Kozhikode: Lini Puthussery's sons Rithul, 5, and Sidharth, 2, are yet to understand that their mother will never come back.
They haven’t seen her for the past few days, yet continue to believe that she is at work at the Perambra Taluk Hospital. The boys are used to Lini working late nights, so her family hasn't had difficulty into making the kids believe that she will be back soon. Still, Sidharth cries once in a while asking for his mother.
Lini had contracted the deadly Nipah Virus while tending to two brothers who were the first victims of the fever outbreak in Kozhikode. She breathed her last on Sunday night, without getting a chance to see her loved ones. Her husband Sajeesh, who works as an accountant in Bahrain, had flown down two days ago, yet never got a chance to see her alive.
Unable to meet her husband, Lini wrote a letter to her husband from the ICU. “Sajeeshetta, am almost on the way. I don’t think I will be able to see you again. Sorry. Please take care of our children. Poor Kunju (term of endearment for their son), please take him to the Gulf with you. Don’t leave them and go like (my) father did. Please. With lots of love… Kisses (sic),” it reads.
Sajeesh told News18 that Lini had gone to work last Wednesday despite running a fever as there was a shortage of nurses.
“I told her not to, but she did not listen to me. She told me there was a staff crunch at the hospital and she was needed there. She left a note for me from the ICU. It was given to me by a nurse after she died. She probably knew her end was near. I don’t know how I will take care of our children now,” he said.
Her family could not even hold a proper funeral, as her body was cremated in haste to prevent the virus coming in contact with others.
Lini and her two sisters had lost their father several years ago. Until her marriage, her family was dependent on her income. After completing her nursing course from the Pawan School of Nursing in Bangalore, she had struggled to repay her loans. Failing to find regular work, she had finally found employment as a daily-wage nurse at the Perambra Taluk Hospital, under a National Rural Health Mission scheme.

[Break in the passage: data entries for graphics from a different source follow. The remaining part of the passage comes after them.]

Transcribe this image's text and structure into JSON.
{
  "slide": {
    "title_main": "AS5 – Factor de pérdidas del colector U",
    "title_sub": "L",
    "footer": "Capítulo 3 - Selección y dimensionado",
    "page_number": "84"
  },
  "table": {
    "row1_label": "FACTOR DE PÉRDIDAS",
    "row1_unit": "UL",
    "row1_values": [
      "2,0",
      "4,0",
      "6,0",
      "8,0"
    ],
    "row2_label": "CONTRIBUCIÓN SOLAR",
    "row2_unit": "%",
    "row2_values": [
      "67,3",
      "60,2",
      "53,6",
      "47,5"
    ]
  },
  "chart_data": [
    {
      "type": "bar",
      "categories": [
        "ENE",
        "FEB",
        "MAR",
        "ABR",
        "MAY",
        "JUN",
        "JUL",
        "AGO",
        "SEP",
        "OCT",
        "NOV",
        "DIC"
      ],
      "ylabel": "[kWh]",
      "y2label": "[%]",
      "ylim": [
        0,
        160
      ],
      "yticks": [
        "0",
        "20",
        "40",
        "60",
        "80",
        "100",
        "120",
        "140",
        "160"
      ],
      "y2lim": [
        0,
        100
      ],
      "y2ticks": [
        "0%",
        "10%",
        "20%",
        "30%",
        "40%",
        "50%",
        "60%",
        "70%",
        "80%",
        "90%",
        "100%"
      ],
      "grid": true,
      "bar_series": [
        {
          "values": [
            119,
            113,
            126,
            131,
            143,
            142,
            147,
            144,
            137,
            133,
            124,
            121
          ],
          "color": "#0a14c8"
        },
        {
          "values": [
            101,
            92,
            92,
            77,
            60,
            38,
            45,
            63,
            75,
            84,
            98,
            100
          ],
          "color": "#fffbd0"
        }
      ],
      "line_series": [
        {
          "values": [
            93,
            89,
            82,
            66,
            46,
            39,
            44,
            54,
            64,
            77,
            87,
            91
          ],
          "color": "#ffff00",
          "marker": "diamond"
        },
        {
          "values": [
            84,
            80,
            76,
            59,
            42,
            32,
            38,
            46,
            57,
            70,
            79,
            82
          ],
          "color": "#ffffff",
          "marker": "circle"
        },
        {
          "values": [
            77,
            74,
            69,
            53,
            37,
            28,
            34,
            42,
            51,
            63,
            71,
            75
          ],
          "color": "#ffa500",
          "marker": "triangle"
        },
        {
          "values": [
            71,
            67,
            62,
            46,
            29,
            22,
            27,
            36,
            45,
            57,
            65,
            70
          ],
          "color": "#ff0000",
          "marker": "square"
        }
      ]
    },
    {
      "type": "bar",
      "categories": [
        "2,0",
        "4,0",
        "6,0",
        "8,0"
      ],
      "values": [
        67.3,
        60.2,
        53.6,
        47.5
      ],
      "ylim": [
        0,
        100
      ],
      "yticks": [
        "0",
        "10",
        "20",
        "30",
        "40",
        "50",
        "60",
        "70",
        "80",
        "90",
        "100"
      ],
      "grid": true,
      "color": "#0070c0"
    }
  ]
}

She had been working at the hospital for the past one year. Her colleagues at the hospital say she was extremely dedicated to her work.
Lini's death has prompted calls for better protection for nurses working in government hospitals in Kerala. Her death comes at a time when there is a heated battle on in the courts over fixing minimum wages and better working conditions for nursing staff. Lini's story shows the immense sacrifices some of these nurses make every day to treat the ill and the infirm.